Although given the context of what I’m about to share with you, he couldn’t have chosen a more appropriate backdrop for his first meeting in Yorkshire last week than Fountains Abbey, a magnificent structure which has gradually returned to nature over the years.
I doubt, too, that what I’ve learned recently would convince all those Southerners who regard ‘the North’ as a backward state to accept that we actually do have more that defines us than flat caps, black pudding and whippets.
It may, however, go some way towards proving that everything is not quite as grim up North as some people clearly think.
You might be wondering what this research could possibly be. Some major new report by an influential think tank perhaps? A thought-provoking survey by a major campaign group or charity?
Well, actually, it was an unsolicited press release from a garden furniture company which dropped into my inbox. Normally, I would just glance at it and move on, but this one caught my eye.
In a courageous attempt to connect the start of spring with the urge to buy new steamer chairs – I think – the company had come up with an interesting line of research which proves that Yorkshire and the Humber is one of the most wildlife-friendly regions in the UK.
And what was even more interesting (to me, at least) was the fact that Barnsley, my home town, all too often in the news for entirely the wrong reasons, is the friendliest of all to our feathered and furry friends, plants, insects, fish and even worms.
At the latest count there are almost 2,000 (1,778) different species recorded across the borough including skylarks, eels and red squirrels. Our record is followed closely by Bradford, which has 1,550 varieties including 419 different kinds of insects, 130 types of birds, 19 wild mammals and 15 sorts of fish.
The next time you’re stuck in a lift with a Southerner with massive preconceptions, trot out these figures and watch their face fall.

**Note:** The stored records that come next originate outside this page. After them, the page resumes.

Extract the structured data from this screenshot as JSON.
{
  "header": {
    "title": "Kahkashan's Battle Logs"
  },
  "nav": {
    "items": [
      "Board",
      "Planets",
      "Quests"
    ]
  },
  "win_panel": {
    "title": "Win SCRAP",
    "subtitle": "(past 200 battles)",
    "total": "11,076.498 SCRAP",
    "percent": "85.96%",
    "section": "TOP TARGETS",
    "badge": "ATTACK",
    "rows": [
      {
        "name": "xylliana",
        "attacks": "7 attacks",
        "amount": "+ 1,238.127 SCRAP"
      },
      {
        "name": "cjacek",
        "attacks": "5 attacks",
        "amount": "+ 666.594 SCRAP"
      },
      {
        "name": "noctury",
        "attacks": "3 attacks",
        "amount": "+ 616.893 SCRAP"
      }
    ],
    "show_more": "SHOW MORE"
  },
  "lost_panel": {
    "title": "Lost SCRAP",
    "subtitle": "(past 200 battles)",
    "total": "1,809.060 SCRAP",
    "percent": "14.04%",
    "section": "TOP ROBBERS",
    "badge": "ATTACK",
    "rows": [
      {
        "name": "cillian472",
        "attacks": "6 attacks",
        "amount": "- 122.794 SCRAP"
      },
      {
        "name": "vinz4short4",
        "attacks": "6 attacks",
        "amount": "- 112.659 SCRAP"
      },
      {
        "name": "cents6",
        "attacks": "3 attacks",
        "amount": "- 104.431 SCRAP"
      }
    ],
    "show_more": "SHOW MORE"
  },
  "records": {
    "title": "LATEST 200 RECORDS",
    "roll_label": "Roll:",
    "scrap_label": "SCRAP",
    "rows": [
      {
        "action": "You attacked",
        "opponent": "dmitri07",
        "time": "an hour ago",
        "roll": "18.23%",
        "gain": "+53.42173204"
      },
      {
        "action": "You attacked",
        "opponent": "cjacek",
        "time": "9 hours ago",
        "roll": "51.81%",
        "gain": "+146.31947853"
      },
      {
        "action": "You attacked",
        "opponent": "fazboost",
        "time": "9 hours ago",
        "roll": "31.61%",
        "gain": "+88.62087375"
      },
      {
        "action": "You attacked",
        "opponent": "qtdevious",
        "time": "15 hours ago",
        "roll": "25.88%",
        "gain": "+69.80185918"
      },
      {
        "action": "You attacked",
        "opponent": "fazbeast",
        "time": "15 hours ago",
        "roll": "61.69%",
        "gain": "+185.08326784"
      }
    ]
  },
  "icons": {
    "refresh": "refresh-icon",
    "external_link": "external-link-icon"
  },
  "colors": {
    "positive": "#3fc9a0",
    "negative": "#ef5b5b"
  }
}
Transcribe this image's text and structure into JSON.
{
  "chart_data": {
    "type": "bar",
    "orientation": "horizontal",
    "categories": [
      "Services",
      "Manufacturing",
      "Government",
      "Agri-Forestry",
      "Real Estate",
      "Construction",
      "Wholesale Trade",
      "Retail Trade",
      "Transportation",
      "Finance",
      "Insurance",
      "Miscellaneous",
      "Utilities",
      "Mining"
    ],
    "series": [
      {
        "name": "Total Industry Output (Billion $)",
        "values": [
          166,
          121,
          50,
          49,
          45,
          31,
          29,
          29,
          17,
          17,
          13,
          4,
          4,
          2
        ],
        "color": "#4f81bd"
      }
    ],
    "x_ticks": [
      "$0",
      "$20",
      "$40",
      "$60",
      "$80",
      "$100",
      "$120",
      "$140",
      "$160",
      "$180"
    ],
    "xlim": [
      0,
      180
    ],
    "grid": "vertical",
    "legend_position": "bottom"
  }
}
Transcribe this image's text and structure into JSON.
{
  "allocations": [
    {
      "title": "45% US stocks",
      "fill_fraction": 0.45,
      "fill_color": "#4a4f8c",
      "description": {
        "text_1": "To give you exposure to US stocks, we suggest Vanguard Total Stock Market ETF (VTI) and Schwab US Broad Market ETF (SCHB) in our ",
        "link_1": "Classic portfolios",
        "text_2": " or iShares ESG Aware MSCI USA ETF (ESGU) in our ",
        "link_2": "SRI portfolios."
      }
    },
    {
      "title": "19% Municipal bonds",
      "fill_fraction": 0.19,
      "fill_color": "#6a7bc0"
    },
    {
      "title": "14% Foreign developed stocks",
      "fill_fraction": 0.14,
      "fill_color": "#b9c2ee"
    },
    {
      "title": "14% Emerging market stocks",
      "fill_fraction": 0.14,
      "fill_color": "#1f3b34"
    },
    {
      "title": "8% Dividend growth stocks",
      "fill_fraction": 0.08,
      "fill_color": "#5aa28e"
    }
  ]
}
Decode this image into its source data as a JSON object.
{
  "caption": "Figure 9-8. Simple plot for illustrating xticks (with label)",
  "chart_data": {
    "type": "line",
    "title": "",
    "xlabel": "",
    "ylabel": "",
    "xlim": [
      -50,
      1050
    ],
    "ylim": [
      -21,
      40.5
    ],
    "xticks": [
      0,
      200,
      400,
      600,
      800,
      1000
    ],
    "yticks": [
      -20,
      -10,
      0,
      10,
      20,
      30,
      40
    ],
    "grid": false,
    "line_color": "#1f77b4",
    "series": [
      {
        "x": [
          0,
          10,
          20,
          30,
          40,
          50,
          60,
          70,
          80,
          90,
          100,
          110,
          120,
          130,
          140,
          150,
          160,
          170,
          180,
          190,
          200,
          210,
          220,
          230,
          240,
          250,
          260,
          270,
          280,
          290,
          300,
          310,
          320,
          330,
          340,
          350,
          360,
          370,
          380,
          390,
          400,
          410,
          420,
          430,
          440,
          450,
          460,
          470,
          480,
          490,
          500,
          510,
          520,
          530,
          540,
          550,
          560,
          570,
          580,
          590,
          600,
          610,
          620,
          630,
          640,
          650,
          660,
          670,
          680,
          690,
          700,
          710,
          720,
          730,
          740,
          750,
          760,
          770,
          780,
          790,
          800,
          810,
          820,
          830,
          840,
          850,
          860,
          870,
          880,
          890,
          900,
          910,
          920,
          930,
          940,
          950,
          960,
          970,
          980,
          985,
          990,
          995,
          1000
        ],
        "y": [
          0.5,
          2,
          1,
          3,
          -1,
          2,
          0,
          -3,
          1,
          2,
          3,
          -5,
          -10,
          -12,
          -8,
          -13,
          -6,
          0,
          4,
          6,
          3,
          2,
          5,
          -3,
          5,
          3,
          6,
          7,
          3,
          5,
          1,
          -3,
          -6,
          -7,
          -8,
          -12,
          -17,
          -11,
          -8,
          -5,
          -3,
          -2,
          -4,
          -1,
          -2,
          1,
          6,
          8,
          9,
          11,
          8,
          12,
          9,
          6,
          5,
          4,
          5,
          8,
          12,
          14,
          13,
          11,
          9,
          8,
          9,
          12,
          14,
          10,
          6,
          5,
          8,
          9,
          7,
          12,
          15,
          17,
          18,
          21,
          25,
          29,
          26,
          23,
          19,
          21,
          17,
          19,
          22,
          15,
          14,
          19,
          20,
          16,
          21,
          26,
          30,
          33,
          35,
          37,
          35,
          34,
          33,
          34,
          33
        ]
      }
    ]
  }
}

Once you have left them puzzling, you could then compose a spirited defence of our great towns and cities. This might involve a brief history of the Industrial Revolution and the transport networks which brought exotic seeds from all over the world to our roadsides, rivers and canals. You could finish up with the sterling work which has gone on in more recent times to return industry-scarred landscapes to their natural state.
You could also perhaps remind them that the South of England may dominate the national agenda, but it does not have the prerogative on the natural world. Some of the most glorious landscapes in the United Kingdom are here on our doorstep, from the rolling hills of the Yorkshire Dales to the endless skies of the Wolds.
That’s one of the reasons why, according to Welcome to Yorkshire, our tourism industry is worth £8bn and is such a huge driver of employment for our region. It’s also a massive justification for the economic case for One Yorkshire.
Perhaps sometimes we are guilty of taking the beauty which surrounds us for granted. Or never stopping to think for a minute and breathe it all in. Even our busiest urban areas are richer in wildlife, birds and plants than you might imagine.
Random as this may sound, the company hadn’t just made this up to try and sell a few outdoor tables and chairs. The data was taken from NBN Atlas, said to be Britain’s ‘largest collection of biodiversity information’.
It’s run by the National Biodiversity Network, a collaboration which brings together more than 200 charities, voluntary groups and conservation organisations, dedicated to researching and recording nature, and it’s backed by central government and local councils.
What is really fascinating, however, is that you can tap in anywhere in the country on its website – the NBN Atlas also covers Wales, Scotland and the Isle of Man – and find how many species are sharing your neighbourhood space. In fact, you can waste entire mornings comparing Death’s Head Hawk Moths with Prickly Snails.
The NBN’s aim is to educate us about the natural world, and its interactive online map is a tremendous resource. Not just because it is pleasing to see how rich and diverse our urban and rural landscapes are, but because it gives a picture of what our region really is about.
After all, if we are asking others to understand us, we must first learn to understand ourselves. This process is about more than just politics, transport or business opportunities. It’s about the formation of our landscape, the way we share our space with other living, breathing things and indeed, life itself. It doesn’t come more important than that.